I had hung Gilbert’s new saddle in the barn hoping he would see it someday. We buried Chess at sunrise in the grave he had dug for Gilbert.

December 9 ,1907

Gilbert’s fever broke last night and his breathing was good and sound. Dr. Pardee can barely quit smiling. Gil was still weak and had lost a washtub full of blood, most of it into a pan held by Rebeccah, and some on the kitchen floor, but he was sound enough to be moved into his own bed where he could sleep much more safely, not being so far from the floor and all. Pardee had performed a near miracle.
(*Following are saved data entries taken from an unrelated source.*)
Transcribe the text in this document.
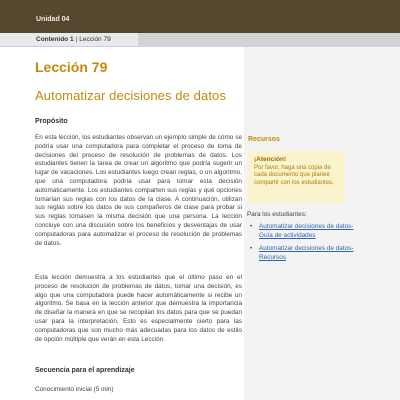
Unidad 04
Contenido 1 | Lección 79
Lección 79
Automatizar decisiones de datos
Propósito

En esta lección, los estudiantes observan un ejemplo simple de cómo se podría usar una computadora para completar el proceso de toma de decisiones del proceso de resolución de problemas de datos. Los estudiantes tienen la tarea de crear un algoritmo que podría sugerir un lugar de vacaciones. Los estudiantes luego crean reglas, o un algoritmo, que una computadora podría usar para tomar esta decisión automáticamente. Los estudiantes comparten sus reglas y qué opciones tomarían sus reglas con los datos de la clase. A continuación, utilizan sus reglas sobre los datos de sus compañeros de clase para probar si sus reglas tomasen la misma decisión que una persona. La lección concluye con una discusión sobre los beneficios y desventajas de usar computadoras para automatizar el proceso de resolución de problemas de datos.

Esta lección demuestra a los estudiantes que el último paso en el proceso de resolución de problemas de datos, tomar una decisión, es algo que una computadora puede hacer automáticamente si recibe un algoritmo. Se basa en la lección anterior que demuestra la importancia de diseñar la manera en que se recopilan los datos para que se puedan usar para la interpretación. Esto es especialmente cierto para las computadoras que son mucho más adecuadas para los datos de estilo de opción múltiple que verán en esta Lección.

Secuencia para el aprendizaje
Conocimiento inicial (5 min)
Recursos
¡Atención!
Por favor, haga una copia de cada documento que planee compartir con los estudiantes.
Para los estudiantes:
• Automatizar decisiones de datos- Guía de actividades
• Automatizar decisiones de datos- Recursos
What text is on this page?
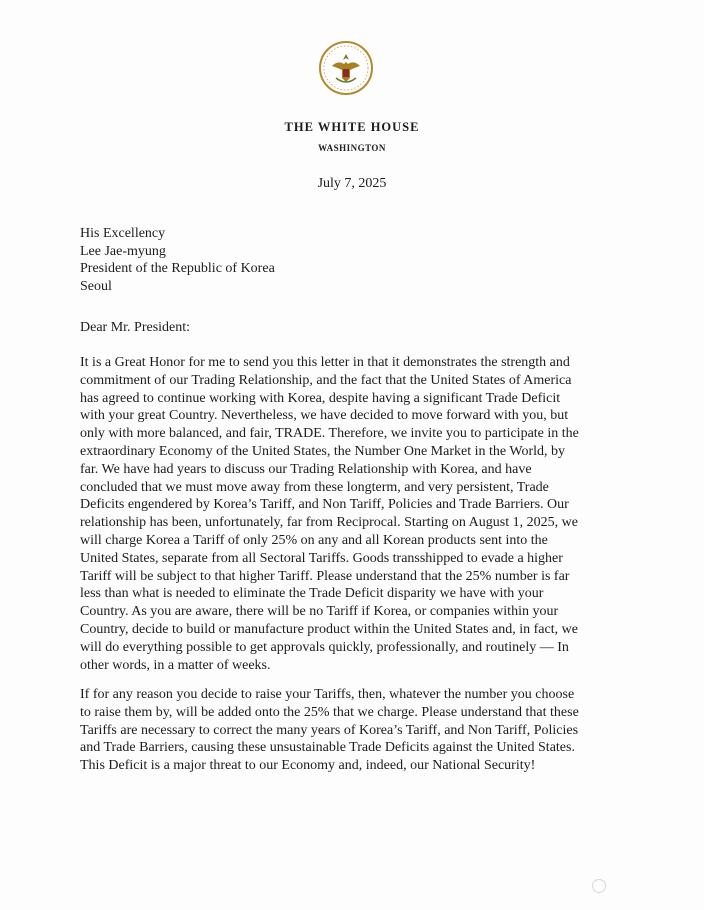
THE WHITE HOUSE
WASHINGTON
July 7, 2025
His Excellency
Lee Jae-myung
President of the Republic of Korea
Seoul
Dear Mr. President:
It is a Great Honor for me to send you this letter in that it demonstrates the strength and
commitment of our Trading Relationship, and the fact that the United States of America
has agreed to continue working with Korea, despite having a significant Trade Deficit
with your great Country. Nevertheless, we have decided to move forward with you, but
only with more balanced, and fair, TRADE. Therefore, we invite you to participate in the
extraordinary Economy of the United States, the Number One Market in the World, by
far. We have had years to discuss our Trading Relationship with Korea, and have
concluded that we must move away from these longterm, and very persistent, Trade
Deficits engendered by Korea’s Tariff, and Non Tariff, Policies and Trade Barriers. Our
relationship has been, unfortunately, far from Reciprocal. Starting on August 1, 2025, we
will charge Korea a Tariff of only 25% on any and all Korean products sent into the
United States, separate from all Sectoral Tariffs. Goods transshipped to evade a higher
Tariff will be subject to that higher Tariff. Please understand that the 25% number is far
less than what is needed to eliminate the Trade Deficit disparity we have with your
Country. As you are aware, there will be no Tariff if Korea, or companies within your
Country, decide to build or manufacture product within the United States and, in fact, we
will do everything possible to get approvals quickly, professionally, and routinely — In
other words, in a matter of weeks.
If for any reason you decide to raise your Tariffs, then, whatever the number you choose
to raise them by, will be added onto the 25% that we charge. Please understand that these
Tariffs are necessary to correct the many years of Korea’s Tariff, and Non Tariff, Policies
and Trade Barriers, causing these unsustainable Trade Deficits against the United States.
This Deficit is a major threat to our Economy and, indeed, our National Security!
I went to Gilbert’s room and pulled up a chair next to Charity who sat watching over him. Rebeccah moved soundlessly around, tending things as if she had been a nurse her entire life. Gil’s cheeks were drawn but pink. Udell slipped quietly in and sat by me. He patted my knee. I turned to look down at him, and he reached for my face. I touched his arm, and then he took my hand and held on tight. I leaned into his shoulder and rested there. I didn’t shed a tear, though. My face was hard and unmoving, and my heart had turned to stone. I’ll cry no more in this lifetime, I expect.

December 12, 1907

Dr. Pardee left, saying Gilbert was mending and was in good hands. I tried to give him fifty dollars, but he said no, his fee would have been twenty-seven, after all the days he stayed with us, and since he didn’t have any change for the bills I gave him, he was obliged to take thirty, but if we needed him again, he’d come for free. I told him he was a fine man and a good doctor. He just smiled and left, tipping his hat as he climbed into his buggy. But I watched from the kitchen window as the buggy stopped in the yard. Pardee removed his tall hat and stepped out again, to say farewell to Rebeccah, who’d just come to the yard with a basketful of washed and folded linen bandages. They shared some words, nods, and lastly, timid smiles. As he drove away, he turned and waved discreetly to her, and she lifted a hand in response.